The United Nations Development Programme (UNDP) has supported three health facilities with non-incineration waste management technologies (autoclaves) and other equipment to improve healthcare waste management and reduce the release of toxic substances into the environment.
The beneficiary hospitals are the Cape Coast Teaching Hospital, the Koforidua Regional Hospital, and the Tegbi Health Centre, Keta. Two other hospitals, Komfo Anokye Teaching Hospital and Winneba Trauma Hospital, which are already using acceptable waste treatment technologies, received assorted personal protective equipment and waste bins.
Explaining the rationale behind the intervention, Mr. Richard Amfo-Otu, the National Technical Advisor of the UNDP Medical Waste project, stated that: “The current practice at the health facilities is the use of incinerators which burn waste at low temperature. The burning of the waste emits Unintended Persistent Organic Pollutants (UPOPs), which contain cancer causing substances and other toxic pollutants that can give various diseases including cancer, tuberculosis, cholera, when people get exposed to these infectious wastes. So, the provision of the non-incineration technologies is expected to improve the general waste management in the health sector.”
The goal of the Medical Waste project is to help the country to comply with the Stockholm Convention, which aims to reduce the release of persistent organic pollutants (POPs). Earlier this year, about 400 mercury-free thermometers and sphygmomanometers were provided to these five facilities as part of efforts to phase-out mercury use in the health sector, under the Minamata Convention, a global treaty to protect human health and the environment from the adverse effects of mercury. The project has also trained about 25 personnel from the beneficiary facilities on the operation and maintenance of the equipment.
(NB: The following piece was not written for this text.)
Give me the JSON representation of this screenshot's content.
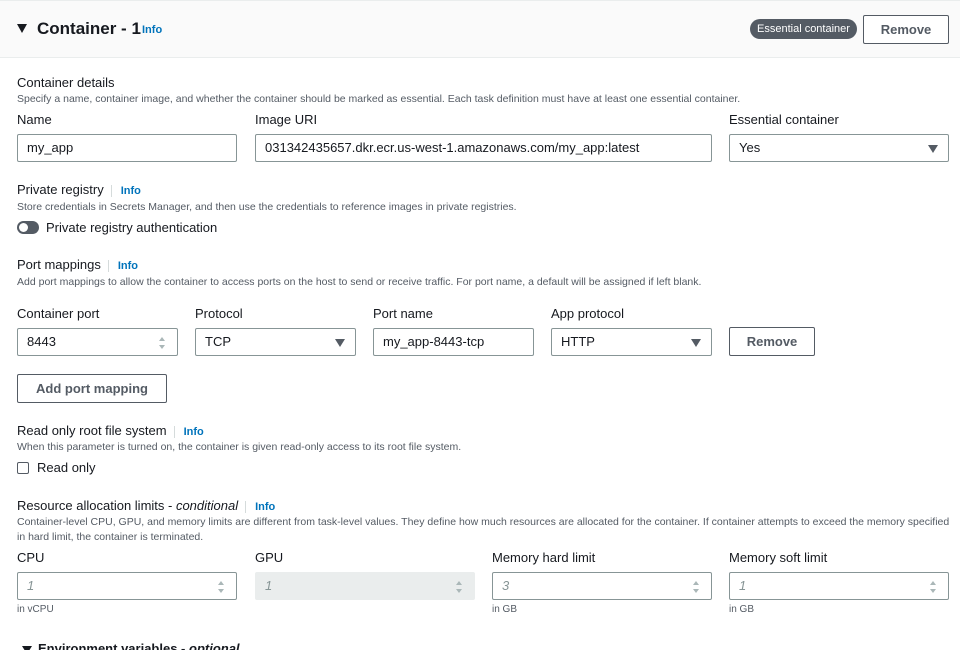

The support provided to the facilities is expected to directly benefit more than 1,770,221 populations living in Cape Coast, Koforidua, Kumasi, Keta and Winneba, as well as many other indirect beneficiaries living around these communities and the entire country.
At a ceremony held in Cape Coast to officially commission the non-incineration waste management equipment, Dr. Daniel Asare, the Chief Executive Officer of the Cape Coast Teaching Hospital, indicated that the intervention will help the beneficiary hospitals to stop burning infectious waste which is detrimental to health. He said “formerly we used to burn our waste using incinerators. But, with the autoclaves, our waste will be treated in an environmentally friendly manner and this will prevent the release of toxic substances into the environment”.
The Medical Waste project is being implemented by UNDP in partnership with the Ministry of Health, Ghana Health Service, World Health Organization (WHO) and the NGO Health Care Without Harm. This is a five-year project (2016-2020) that is funded by the Global Environment Facility (GEF). It aims to introduce best environmental practices and best available technologies in four Sub-Saharan African countries, namely Ghana, Madagascar, Tanzania and Zambia, to help reduce harmful releases from the health sector.